In parte era prevedibile, ma a due giorni bisogna constatare dall'annuncio ufficiale continuano ad addensarsi nubi nere sul Milan dopo la cessione di Ricardo Kakà. Tifosi, vip e non, in rivolta. Volano minacce di non rinnovare gli abbonamenti allo stadio e disdire quello a Milan Channel. Il popolo rossonero si sente tradito dal proprio Presidente e dalla dirigenza: mai il Milan si era privato di un suo campione, tanto più per esigenze di bilancio e con lo stesso Kakà catechizzato che ha parlato di "crisi economica" fra le ragioni della sua cessione nella sua prima conferenza stampa da madridista.

I tifosi non hanno gradito anche la fasulla telefonata del lunedì promessa da Berlusconi per convincere Kakà a restare. La telefonata non c'è mai stata perché il campione brasiliano non aveva nessuna intenzione di lasciare il Milan, la decisione è stata tutta della società che si sarebbe privata da lui anche a gennaio quando si erano fatto avanti il Manchester City. Al tempo fu Kakà a bloccare tutto, nonostante l'ingaggio più alto che sarebbe andato ad incassare in Inghilterra preferiva il Milan o una società di pari livello per il suo futuro da calciatore.

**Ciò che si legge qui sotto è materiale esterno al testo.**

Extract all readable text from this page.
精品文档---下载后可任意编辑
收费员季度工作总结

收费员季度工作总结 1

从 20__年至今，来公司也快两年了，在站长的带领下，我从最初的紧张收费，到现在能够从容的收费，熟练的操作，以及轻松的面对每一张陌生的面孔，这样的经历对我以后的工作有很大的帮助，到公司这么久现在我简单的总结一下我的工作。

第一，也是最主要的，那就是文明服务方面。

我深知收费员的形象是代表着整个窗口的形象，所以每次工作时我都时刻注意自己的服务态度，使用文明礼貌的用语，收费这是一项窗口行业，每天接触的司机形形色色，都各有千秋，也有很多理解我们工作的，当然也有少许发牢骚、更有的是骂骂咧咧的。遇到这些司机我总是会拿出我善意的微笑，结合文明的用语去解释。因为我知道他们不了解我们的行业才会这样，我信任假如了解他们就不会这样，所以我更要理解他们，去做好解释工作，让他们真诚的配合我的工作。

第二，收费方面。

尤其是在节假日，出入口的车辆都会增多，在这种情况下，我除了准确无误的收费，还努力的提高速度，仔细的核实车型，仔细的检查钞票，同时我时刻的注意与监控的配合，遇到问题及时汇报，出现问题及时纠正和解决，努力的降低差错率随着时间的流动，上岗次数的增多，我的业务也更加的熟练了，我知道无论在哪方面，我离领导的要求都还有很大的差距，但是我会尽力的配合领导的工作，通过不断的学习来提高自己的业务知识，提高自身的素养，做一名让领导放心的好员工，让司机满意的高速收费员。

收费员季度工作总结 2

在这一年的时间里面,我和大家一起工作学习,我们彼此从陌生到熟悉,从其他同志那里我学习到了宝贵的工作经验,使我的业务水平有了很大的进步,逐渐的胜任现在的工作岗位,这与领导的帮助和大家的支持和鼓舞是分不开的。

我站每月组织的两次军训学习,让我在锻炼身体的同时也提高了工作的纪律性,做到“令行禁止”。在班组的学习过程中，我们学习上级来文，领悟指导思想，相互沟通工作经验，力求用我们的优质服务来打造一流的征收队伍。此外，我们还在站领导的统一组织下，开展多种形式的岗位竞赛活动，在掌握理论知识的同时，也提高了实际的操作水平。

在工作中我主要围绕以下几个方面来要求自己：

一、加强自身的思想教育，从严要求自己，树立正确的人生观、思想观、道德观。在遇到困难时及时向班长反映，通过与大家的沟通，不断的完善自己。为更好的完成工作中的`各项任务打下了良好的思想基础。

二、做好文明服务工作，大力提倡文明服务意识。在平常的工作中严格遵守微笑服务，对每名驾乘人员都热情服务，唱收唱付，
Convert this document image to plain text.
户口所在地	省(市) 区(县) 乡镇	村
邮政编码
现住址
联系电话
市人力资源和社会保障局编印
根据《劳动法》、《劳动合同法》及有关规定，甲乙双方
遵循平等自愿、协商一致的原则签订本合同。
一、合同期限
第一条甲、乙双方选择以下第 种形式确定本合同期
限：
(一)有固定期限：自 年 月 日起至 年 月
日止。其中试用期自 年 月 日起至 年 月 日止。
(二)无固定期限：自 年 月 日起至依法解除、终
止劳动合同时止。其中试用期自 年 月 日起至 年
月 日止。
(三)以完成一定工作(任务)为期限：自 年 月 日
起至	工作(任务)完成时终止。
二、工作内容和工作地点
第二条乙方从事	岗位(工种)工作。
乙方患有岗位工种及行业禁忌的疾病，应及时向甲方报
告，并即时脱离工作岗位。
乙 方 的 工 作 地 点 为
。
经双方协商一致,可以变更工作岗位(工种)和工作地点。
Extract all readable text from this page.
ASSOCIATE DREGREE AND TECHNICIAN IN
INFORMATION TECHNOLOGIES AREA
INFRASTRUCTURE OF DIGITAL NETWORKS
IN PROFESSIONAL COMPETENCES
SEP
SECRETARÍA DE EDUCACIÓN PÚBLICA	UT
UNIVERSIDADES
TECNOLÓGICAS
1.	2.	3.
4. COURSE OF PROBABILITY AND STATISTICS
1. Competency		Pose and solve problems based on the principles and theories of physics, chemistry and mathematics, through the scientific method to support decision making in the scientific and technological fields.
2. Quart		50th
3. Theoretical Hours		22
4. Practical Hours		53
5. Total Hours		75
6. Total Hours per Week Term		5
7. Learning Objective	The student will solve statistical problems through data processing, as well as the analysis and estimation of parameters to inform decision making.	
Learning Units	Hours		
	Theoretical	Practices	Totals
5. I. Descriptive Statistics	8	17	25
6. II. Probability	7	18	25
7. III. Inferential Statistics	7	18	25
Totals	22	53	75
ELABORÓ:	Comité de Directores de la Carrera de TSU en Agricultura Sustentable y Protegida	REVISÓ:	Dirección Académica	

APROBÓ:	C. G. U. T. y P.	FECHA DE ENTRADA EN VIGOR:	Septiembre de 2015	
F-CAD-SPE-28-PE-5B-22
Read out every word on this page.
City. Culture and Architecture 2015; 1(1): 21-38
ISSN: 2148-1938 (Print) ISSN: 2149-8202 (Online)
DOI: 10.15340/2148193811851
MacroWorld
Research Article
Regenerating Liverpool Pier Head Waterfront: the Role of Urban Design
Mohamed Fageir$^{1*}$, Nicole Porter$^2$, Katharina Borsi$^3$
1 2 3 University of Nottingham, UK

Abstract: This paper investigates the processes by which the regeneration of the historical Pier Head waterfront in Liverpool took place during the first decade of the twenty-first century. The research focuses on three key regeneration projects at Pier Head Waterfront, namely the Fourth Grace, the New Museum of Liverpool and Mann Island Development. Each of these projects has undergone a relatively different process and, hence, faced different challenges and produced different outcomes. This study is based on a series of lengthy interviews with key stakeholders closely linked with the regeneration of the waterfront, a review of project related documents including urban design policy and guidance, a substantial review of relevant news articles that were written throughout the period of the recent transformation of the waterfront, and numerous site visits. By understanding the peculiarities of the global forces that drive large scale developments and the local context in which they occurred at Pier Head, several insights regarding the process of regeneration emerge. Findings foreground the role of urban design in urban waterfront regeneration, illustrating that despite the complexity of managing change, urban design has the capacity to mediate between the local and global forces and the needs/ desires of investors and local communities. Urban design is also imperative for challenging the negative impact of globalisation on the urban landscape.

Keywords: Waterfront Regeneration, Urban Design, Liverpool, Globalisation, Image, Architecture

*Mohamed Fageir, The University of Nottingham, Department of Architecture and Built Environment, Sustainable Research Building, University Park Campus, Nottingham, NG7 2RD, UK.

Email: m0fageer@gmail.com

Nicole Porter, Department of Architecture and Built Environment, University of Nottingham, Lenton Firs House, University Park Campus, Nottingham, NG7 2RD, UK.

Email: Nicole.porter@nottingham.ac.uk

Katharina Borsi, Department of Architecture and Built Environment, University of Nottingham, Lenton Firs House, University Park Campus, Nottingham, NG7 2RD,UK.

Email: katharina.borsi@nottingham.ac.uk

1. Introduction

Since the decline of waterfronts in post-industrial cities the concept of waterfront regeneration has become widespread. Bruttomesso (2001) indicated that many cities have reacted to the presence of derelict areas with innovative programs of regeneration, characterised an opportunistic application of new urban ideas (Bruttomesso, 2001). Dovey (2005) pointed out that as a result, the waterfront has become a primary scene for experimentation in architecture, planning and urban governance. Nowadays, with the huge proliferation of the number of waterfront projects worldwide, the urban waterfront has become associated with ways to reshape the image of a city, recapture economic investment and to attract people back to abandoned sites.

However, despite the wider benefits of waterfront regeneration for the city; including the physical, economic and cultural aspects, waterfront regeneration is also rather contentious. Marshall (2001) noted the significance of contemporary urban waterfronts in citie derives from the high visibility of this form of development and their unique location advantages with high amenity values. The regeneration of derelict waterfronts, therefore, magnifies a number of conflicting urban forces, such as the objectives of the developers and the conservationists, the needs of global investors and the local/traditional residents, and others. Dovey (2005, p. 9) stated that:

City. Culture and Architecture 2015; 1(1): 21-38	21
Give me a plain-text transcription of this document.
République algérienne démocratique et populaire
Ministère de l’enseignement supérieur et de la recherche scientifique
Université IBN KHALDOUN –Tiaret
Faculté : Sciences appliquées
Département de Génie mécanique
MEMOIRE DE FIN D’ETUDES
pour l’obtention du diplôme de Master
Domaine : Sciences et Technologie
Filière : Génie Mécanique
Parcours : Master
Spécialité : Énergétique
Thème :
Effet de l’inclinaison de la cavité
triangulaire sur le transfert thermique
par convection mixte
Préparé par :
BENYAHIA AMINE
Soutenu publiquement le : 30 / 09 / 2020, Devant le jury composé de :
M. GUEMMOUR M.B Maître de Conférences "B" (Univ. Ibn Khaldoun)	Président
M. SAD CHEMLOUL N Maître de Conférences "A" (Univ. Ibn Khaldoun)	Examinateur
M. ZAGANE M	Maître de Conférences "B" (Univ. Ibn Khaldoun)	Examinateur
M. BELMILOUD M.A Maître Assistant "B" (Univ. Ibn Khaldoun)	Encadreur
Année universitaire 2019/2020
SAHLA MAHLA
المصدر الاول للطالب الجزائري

Berlusconi, che annunciò trionfalmente "Kakà resta al Milan" in diretta da Biscardi con tanto di lacrime di Tiziano Crudeli (clicca per il video), si vantò di aver fatto una scelta di cuore, ma già a maggio avrebbe concluso un accordo preliminare con Florentino Perez per permettere la partenza di Ricardino appena terminate le elezioni del presidente madridista. Difficile accettare questo epilogo, un epilogo che pone seri dubbi sulla competitività del Milan per la prossima stagione, dubbi che nutre anche Paolo Maldini.

Kakà è il primo giocatore di quel livello che viene ceduto. Nel passato mai è stata presa in considerazioni un'ipotesi del genere. a cessione di Kakà è stata un brutto colpo, è uno dei cinque giocatori più forti del mondo e gli altri quattro non si muovono da dove sono. Guardare i conti credo sia una cosa logica, ma bisogna anche fissare degli obiettivi ragiungibili. Pensare di poter vincere la Champions senza Kakà diventa utopistico.

I rossoneri avrebbero, sulla carta, un altro di quei 5 giocatori più forti del mondo nella rosa, ma di Ronaldinho ormai non si fida nessuno e anche il primo obiettivo del mercato per il dopo Kakà, Edin Dzeko sembra sfumato.